Brazilian officials began moving thousands of people out of at-risk areas on Wednesday after forecasts for more rain. An estimated 14,000 people are being put up in shelters or staying with relatives. The worst-hit communities are Nova Friburgo, Teresopolis and Petropolis, three mountain towns north of Rio de Janeiro.
Newly elected President Dilma Roussef released $60 million [€44 million] of immediate aid and pledged $390 million [€289 million] more. However blocked roads hampered early rescue efforts, prompting citizens to try to reach cut-off areas by their own means.  
Video posted on Vimeo by our Observer Pedro Serra.
Post written with France 24 journalist Lorena Galliot.

Rio citizen rents private helicopter to distribute aid

Rio-based photographer Oskar Sjostedt rented a helicopter to rescue two of his friends stranded in a country house between Nova Friburgo and Teresopolis. At the same time, he carried packages of clothes and food goods collected in his neighbourhood, and distributed them to communities which couldn’t be reached by land. He sent us the following photos.
Volunteers collect food, clothes and blankets Oskar Sjostedt's neighbourhood.
Sjostedt rented a helicopter to shuttle goods to affected areas.
Sjostedt's friends were stranded in a property surrounded by blocked or flooded land for over a week.

“I followed a group of motorcyclists who went to help communities that aid trucks couldn’t reach”

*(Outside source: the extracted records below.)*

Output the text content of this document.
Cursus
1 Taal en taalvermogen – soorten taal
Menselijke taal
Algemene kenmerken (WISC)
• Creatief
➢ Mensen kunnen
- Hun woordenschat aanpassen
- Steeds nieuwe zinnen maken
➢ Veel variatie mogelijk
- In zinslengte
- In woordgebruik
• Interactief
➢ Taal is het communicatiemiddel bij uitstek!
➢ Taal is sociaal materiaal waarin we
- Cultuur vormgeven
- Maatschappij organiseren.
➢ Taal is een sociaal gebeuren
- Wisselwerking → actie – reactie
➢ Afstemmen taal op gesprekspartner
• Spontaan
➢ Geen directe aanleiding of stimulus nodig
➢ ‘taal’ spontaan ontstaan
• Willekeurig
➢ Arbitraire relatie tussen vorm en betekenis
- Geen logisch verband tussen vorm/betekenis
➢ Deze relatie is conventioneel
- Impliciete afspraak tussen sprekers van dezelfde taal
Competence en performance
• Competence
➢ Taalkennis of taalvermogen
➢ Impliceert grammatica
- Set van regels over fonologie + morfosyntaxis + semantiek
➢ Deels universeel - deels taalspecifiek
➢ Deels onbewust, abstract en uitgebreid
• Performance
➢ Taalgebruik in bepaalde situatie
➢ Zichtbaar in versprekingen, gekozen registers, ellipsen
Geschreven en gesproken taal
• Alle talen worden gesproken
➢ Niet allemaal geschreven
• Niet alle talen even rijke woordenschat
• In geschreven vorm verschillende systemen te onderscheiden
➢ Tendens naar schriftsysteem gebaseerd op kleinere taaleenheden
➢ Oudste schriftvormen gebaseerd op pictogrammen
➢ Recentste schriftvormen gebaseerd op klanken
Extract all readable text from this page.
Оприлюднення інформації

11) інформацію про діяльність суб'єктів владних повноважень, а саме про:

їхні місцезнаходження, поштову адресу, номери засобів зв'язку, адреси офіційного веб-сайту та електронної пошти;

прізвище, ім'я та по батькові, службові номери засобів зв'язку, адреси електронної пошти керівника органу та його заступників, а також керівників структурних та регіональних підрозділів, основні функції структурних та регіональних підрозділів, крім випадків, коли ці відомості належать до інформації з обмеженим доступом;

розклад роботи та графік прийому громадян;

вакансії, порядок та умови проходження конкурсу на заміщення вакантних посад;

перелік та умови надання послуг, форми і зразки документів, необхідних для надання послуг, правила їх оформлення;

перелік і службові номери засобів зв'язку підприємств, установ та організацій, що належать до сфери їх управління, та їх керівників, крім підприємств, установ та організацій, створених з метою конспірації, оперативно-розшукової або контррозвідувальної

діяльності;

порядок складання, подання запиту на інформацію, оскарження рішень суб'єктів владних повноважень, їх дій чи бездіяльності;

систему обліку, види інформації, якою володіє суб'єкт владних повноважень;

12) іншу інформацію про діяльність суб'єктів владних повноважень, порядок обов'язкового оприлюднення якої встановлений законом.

Pedro Serra is a journalist and blogger in Rio de Janeiro. He sent us this video report he made while participating in rescue efforts in Teresopolis.
Teresopolis is a city in the mountains above Rio de Janeiro. I know it well, because I spent a lot of time in there as a child.
I would say that the level of destruction I saw there after the mudslides is comparable to the footage I saw of post-earthquake Haiti or the 2004 tsunami. I saw cars, and entire houses, completely destroyed by the force of the water. Huge boulders were displaced by the slide, crushing everything they encountered.
It’s really very sad to see all the broken families, the children left orphaned, parents who have lost their children. Even if you watch hours of reports on television, you can’t really grasp the extent of the suffering and destruction. You have to go there.
I witnessed a huge surge of solidarity after the destruction and wanted to focus on it in my report. Ordinary people were volunteering, donating, making huge efforts to go to places that rescue teams had not yet reached, to try to help. I saw rich people and poor people working together to gather donations. I followed a group of motorcyclists headed to places aid trucks couldn’t reach. The level of devastation we witnessed was breathtaking. In my video report. I wanted to show the good that can come out of a crisis.”